Government troops have been engaging members of the Bangsamoro Islamic Freedom Fighters (BIFF) after the terrorists partly overran the village of Malagakit, located just outside of Pigcawayan town, Chief Inspector Realan Mamon said.
According to Padilla, 50 Islamist fighters raided the Christian-Muslim village. Earlier police reports said there were nearly 300 armed men.
The police chief confirmed that the militants entered the village shortly after 5:00am on Wednesday.

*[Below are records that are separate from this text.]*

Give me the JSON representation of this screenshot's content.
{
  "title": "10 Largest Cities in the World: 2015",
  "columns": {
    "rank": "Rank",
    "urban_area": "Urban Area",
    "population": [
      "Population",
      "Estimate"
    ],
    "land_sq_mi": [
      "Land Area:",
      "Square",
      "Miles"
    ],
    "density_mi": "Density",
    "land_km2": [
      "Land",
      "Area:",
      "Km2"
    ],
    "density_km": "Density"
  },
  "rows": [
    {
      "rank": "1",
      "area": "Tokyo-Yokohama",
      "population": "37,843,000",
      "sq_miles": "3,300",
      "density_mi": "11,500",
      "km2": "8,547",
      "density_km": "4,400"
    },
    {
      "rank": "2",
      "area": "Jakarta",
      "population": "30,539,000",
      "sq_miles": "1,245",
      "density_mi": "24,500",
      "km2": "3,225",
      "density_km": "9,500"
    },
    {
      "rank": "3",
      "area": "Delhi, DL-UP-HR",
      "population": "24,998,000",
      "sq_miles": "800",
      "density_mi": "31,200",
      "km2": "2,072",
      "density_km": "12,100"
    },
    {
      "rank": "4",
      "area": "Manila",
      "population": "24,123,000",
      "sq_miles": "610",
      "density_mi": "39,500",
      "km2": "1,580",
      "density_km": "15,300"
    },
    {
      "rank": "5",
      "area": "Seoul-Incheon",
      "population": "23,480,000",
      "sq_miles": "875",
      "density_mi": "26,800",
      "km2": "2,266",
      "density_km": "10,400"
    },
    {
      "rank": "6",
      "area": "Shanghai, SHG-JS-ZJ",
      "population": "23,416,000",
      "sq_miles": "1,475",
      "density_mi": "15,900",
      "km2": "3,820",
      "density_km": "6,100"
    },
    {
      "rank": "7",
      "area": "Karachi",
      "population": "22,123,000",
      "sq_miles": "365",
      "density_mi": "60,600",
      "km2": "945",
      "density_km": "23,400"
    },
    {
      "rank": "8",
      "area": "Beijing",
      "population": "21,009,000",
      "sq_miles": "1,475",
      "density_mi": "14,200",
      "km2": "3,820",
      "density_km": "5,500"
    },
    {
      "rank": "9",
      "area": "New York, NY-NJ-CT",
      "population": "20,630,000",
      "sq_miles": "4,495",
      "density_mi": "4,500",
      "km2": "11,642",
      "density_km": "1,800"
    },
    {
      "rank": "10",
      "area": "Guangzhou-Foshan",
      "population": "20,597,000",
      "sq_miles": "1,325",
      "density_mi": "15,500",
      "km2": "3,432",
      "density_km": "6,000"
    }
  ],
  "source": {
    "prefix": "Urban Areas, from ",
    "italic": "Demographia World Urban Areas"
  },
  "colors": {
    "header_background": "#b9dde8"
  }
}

The assailants, however, claimed that they did not take people hostage, but were merely protecting them from government troops, promising to release civilians.
“We protected them [the hostages] from the bullets from [the] Army. We will release them later. We did not use them as human shields,” BIFF spokesman Abu Mama Misri told the Inquirer on the phone.
Pigcawayan Mayor Eliseo Garsesa revealed that authorities had received intelligence reports about text message chatter that the “armed groups were coming.” Garsesa, however, said that such messages were common, and it could not always be verified, the Manila Times reports.
Initially, the Philippines Army was unable to determine whether there had been any captives and whether students and teachers were among them.
The gunmen targeted an army outpost and a patrol base of a pro-government militia, before being repelled by army units, Restituto Padilla said, according to the Sun Star. The raid, he added, was aimed at disrupting the ongoing government offensive against the ISIS-linked Maute group.
“If this is a diversionary move, it’s not the first by these BIFF gunmen,” Padilla said. “They have tried to attack more than once and all have been thwarted.”
For almost a month now, the Philippines Army has been battling radical Islamist militants in Marawi, the capital of the country’s second largest island, Mindanao.
Apart from the main Maute terrorist group, which has pledged allegiance to Islamic State (IS, formerly ISIS/ISIL), there are around 20 other foreign and local jihadist cells, including BIFF, operating in Mindanao, Solicitor General Jose Calida revealed on Monday.
“In addition to ISIS-linked local rebel groups, there are also ISIS cell groups that operate all over Mindanao. These cell groups conduct coordinated attacks with the aforesaid rebel groups,” Calida said.
The death toll from the fighting in the Philippines has so far surpassed 300. According to official government figures, 225 militants, 59 soldiers, and 26 civilians have been killed in the clashes.
On Tuesday, President Rodrigo Duterte warned of a full-scale civil war if the ongoing violence spills into other parts of Mindanao. He urged the local separatist group, the Moro Islamic Liberation Front, which was recently offered some kind of autonomy, to “take care of the area they want” and join the fight against foreign-influenced Maute and other terrorist cells.
“Because if there’s civil war, there would be killings. Here in Mindanao, there are more Christians and they have better guns. They are buying. The rich ones, they’re stockpiling guns,” Duterte said, according to the Inquirer. “That’s what’s dangerous. To prevent a communal war, we really need to stop this.”